Where there is no pharmacopoeial monograph, full details of the limits and test methods should be provided for evaluation. In some cases, validation data may be required to support test methods [for guidance on the types of analytical methods required to be validated see Note for guidance on validation of analytical procedures: text and methodology (CPMP/ICH/381/95)].
Specifications for excipients should include tests and limits, unless otherwise justified for:
- appearance/description
- identification
- content/assay
- impurities (e.g. water, residual solvents, loss on drying, sulfated ash, heavy metals, synthetic impurities and degradants).
In some cases the assay and/or impurities test(s) may be replaced or supplemented by physicochemical tests such as clarity, colour and/or pH of solutions, or melting point. Requirements for microbial contamination and particle size distribution may also be relevant in relation to use in some finished product formulations.
Excipients which are intrinsically mixtures (e.g. synthetic polymers or fatty acid esters of glycerol where mono, di, and triacyl glycerol species are present and where a range of different fatty acid residues is also present for example surfactants) should include relevant additional tests which control the composition of the mixture such as:
- acid value
- iodine value
- saponification value
- viscosity
- density; and/or
- refractive index.
6.3 Solvent/Sterilant residues
Refer to 'Section 2 Active substances: 2.2.4 Solvent/Sterilant residues'.
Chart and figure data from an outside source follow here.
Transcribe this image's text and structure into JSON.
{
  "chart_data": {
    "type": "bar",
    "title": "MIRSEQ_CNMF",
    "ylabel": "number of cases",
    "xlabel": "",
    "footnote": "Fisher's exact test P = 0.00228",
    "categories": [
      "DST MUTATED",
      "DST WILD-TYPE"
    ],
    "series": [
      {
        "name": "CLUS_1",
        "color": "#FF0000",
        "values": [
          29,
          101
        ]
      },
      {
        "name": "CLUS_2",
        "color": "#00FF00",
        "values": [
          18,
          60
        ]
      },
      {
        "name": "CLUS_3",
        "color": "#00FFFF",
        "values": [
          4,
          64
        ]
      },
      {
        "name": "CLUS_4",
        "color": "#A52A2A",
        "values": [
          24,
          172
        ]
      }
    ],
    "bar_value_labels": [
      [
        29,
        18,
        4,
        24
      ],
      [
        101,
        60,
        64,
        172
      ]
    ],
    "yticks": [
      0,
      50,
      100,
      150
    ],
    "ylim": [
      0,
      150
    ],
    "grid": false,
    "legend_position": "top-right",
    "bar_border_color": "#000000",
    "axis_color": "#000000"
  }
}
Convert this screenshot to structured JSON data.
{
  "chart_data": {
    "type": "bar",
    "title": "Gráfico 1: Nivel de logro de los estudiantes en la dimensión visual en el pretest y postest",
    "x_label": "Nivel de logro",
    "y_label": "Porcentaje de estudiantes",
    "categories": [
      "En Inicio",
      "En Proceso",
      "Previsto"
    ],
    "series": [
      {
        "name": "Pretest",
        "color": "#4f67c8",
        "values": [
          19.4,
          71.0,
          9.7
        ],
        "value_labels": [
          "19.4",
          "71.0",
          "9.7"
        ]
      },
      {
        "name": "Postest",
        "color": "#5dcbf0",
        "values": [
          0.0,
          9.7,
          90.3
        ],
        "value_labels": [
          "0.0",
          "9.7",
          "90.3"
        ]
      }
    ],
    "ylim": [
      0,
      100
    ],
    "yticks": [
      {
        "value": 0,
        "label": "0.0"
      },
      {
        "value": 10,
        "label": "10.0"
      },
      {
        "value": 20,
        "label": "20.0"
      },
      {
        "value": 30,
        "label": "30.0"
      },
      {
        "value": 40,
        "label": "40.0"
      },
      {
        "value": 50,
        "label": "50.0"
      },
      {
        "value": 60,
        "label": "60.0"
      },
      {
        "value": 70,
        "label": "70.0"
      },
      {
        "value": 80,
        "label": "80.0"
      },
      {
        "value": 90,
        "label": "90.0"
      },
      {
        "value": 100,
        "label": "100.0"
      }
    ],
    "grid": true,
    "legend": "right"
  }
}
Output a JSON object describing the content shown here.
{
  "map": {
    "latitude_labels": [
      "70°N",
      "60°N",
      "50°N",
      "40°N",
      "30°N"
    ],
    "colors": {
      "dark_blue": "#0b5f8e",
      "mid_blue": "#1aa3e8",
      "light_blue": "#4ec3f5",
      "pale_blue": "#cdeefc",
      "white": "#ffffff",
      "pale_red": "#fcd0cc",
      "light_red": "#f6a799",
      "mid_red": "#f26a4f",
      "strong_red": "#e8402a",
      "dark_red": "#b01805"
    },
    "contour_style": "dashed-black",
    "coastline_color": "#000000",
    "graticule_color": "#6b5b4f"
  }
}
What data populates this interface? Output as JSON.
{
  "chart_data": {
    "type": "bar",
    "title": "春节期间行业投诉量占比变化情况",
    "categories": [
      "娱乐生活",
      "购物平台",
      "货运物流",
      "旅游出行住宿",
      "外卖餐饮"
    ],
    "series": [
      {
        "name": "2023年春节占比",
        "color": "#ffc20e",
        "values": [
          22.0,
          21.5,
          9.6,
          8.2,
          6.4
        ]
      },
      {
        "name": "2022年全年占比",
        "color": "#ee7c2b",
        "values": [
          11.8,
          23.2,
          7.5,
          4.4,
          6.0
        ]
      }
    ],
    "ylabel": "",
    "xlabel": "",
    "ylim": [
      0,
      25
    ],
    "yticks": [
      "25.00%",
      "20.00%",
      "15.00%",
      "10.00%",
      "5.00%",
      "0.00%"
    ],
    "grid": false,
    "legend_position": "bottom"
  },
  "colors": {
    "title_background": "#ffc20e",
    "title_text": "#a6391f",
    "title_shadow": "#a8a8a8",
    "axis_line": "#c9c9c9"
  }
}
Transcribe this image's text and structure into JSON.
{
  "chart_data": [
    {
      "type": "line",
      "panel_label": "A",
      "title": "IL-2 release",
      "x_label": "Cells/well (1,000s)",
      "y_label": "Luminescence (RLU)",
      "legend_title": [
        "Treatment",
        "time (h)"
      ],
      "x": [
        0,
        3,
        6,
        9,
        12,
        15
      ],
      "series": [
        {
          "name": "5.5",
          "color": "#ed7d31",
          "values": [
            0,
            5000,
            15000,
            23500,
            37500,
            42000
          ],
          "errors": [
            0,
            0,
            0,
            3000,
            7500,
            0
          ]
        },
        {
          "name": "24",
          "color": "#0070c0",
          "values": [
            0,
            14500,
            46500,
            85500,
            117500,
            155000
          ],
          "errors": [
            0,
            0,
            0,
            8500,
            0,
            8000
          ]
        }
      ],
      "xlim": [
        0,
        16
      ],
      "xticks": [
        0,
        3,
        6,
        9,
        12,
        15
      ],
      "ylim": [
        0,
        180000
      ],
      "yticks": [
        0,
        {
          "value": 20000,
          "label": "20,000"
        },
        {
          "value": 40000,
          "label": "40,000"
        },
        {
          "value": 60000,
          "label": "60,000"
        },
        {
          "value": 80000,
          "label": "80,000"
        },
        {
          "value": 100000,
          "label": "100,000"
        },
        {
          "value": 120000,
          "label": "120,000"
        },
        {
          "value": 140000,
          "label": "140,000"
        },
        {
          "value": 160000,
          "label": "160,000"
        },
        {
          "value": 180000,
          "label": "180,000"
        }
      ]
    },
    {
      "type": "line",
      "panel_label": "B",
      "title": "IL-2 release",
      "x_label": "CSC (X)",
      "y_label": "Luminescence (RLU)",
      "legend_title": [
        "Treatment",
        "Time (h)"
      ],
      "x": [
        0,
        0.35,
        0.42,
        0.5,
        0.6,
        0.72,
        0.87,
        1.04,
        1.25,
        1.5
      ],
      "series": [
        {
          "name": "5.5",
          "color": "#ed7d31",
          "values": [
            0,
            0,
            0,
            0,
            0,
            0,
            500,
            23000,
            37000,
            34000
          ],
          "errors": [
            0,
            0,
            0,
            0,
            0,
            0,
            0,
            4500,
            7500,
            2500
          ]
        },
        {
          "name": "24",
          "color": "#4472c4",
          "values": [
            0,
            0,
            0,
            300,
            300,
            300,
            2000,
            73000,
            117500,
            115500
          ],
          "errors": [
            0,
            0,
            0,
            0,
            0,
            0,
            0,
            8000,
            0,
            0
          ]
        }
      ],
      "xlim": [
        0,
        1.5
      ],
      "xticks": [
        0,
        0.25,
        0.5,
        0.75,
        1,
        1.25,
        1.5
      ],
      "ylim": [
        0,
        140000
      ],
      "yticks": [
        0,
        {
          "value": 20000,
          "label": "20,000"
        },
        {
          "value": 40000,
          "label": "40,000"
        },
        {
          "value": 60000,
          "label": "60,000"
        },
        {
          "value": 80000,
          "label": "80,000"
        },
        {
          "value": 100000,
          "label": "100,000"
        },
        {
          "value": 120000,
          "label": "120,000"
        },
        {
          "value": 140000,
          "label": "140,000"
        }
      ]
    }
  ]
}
6.4 Proprietary ingredients
Where a proprietary ingredient is used in medicine manufacture or an intermediate product is purchased already manufactured, details of the medicine manufacturer’s acceptance specifications for this material must be provided.
The specifications applied to the material should be appropriate for the nature of the ingredient, its function in the medicine and its proportion in the medicine. For example, for proprietary ingredients that are fragrances, flavours or colourings (which are normally minor components present at no more than 2% in the product formulation), some relevant requirements are detailed under the relevant headings, below.
6.5 Perfumes (fragrances) and flavours
For a perfume or flavour that is a proprietary ingredient, or otherwise supplied as a complex mixture, the specifications should include, unless otherwise justified, tests for:
- description (odour, colour, general appearance)
- any relevant general tests that contribute to identification (and control of composition), such as refractive index or density
- identification by prominent peaks in a gas chromatography (GC) or HPLC trace, or major spots in a thin layer chromatogram.
Where there is an applicable default standard monograph for any constituent, the constituent must conform to the specifications in that monograph. In the case of artificial flavourings, where there is no applicable default standard monograph, the excipient would be expected to comply with any relevant monograph in the internationally accepted purity criteria in food use (FAO/WHO).
6.6 Colourings in medicines for topical and oral use
The guidance Colourings used in medicines for topical and oral use details the specifications that apply.